Тридцать лет прошло, как они расстались, а весть о смерти этой женщины с ожившим вдруг голосом поразила. Не стремился — позади все! — встретиться с ней, вдруг понял, вот сейчас понял, что боялся этой встречи, но все же надеялся все годы и, может быть, даже вчера еще, что встретятся. Зачем ему нужна была эта встреча? Почему он боялся этой встречи? Почему откладывал, «не стремился» — ведь мог бы отыскать, написать, позвонить, приехать? Отлетели вопросы разом, все. Ее не было больше на свете. Он было испугался, что встреча эта настала, и вот ужаснулся, что ей теперь не быть никогда.Смятение было в мыслях, но слова сами поспешали, слагая продолжение разговора, рождая фразу, какую и следовало родить, когда такая вот узнана печальная новость.
— Как же это, ведь она была совсем нестарой женщиной... — услышал Лосев свой голос.
А в трубке отозвался ее голос:
— Сердце... Она всегда очень много работала... И потом, ведь вы знаете, у нас в Ашхабаде так иногда жарко, что... И потом...
Смятение продолжалось, потому что звучал ее голос, а ее не было.
Но слова сами набегали, нужные слагая фразы:
— И когда это случилось?
— Год назад.
— И вы не написали?
— А зачем? Ведь и вы ни разу не написали. Ей живой,.. Забыли, правда?
— Неправда, — услышал Лосев свой голос. Он кивнул этому ответу, подтверждая, что слова сложили верный ответ и он наконец сам вступил в разговор: — Где вы?
Он помедлил, собираясь с духом, чтобы задать очень важный вопрос. Напряглась в трубке тишина, будто собеседница его знала, что спросят ее сейчас о важном.
— Сколько вам лет? — спросил Лосев, подавшись навстречу грозному известию. — И как вас зовут?
— Таня, — отозвалась женщина Нининым голосом. — Не пугайтесь, я не ваша дочь... Правда, ведь вы об этом подумали? Мне двадцать семь лет, а вы расстались с моей мамой почти тридцать лет назад. Отлегло?..
А он не знал, был бы он повержен новостью, что у него есть дочь, что вдруг нашелся кровно родной ему человек, похожий чем-то, может быть, и на него, совпавший с ним, как совпали голоса дочери и матери. Уже давно страшило его одиночество, и вот вдруг..,
— Где вы? — спросил Лосев, догадавшись, что ему жарко, взмок весь. — Взглянуть бы на вас...

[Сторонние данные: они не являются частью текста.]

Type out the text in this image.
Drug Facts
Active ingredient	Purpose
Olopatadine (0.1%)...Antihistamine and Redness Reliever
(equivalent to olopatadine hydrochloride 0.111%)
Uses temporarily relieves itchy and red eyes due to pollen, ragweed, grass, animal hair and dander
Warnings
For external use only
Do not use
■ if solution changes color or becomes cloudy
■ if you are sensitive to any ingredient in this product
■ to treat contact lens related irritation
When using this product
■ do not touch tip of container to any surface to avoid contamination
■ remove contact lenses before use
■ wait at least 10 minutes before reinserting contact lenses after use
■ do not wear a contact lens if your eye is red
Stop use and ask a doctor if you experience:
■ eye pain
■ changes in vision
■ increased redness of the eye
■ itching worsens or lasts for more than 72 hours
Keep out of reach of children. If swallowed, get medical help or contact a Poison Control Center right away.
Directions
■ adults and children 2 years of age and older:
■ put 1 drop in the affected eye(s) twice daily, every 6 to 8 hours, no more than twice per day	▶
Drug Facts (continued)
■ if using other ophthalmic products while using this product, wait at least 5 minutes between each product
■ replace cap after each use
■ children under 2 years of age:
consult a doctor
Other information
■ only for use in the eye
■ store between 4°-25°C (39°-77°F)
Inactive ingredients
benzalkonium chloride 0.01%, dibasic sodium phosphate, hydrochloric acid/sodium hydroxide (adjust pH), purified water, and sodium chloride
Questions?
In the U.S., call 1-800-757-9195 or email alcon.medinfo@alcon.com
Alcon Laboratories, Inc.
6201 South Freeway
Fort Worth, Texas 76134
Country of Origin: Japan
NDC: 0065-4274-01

Сжалось что-то в висках, тоненький какой-то звон там ожил. Показалось Лосеву, что мчится он назад, в юность свою, со скоростью звука, нет, света, да что там — куда быстрее. Он снова был там, в Ашхабаде, на тридцать лет назад отлетев, он целовал свою Нину. Все вспомнилось! Что там все скорости вселенной по сравнению со скоростью памяти души.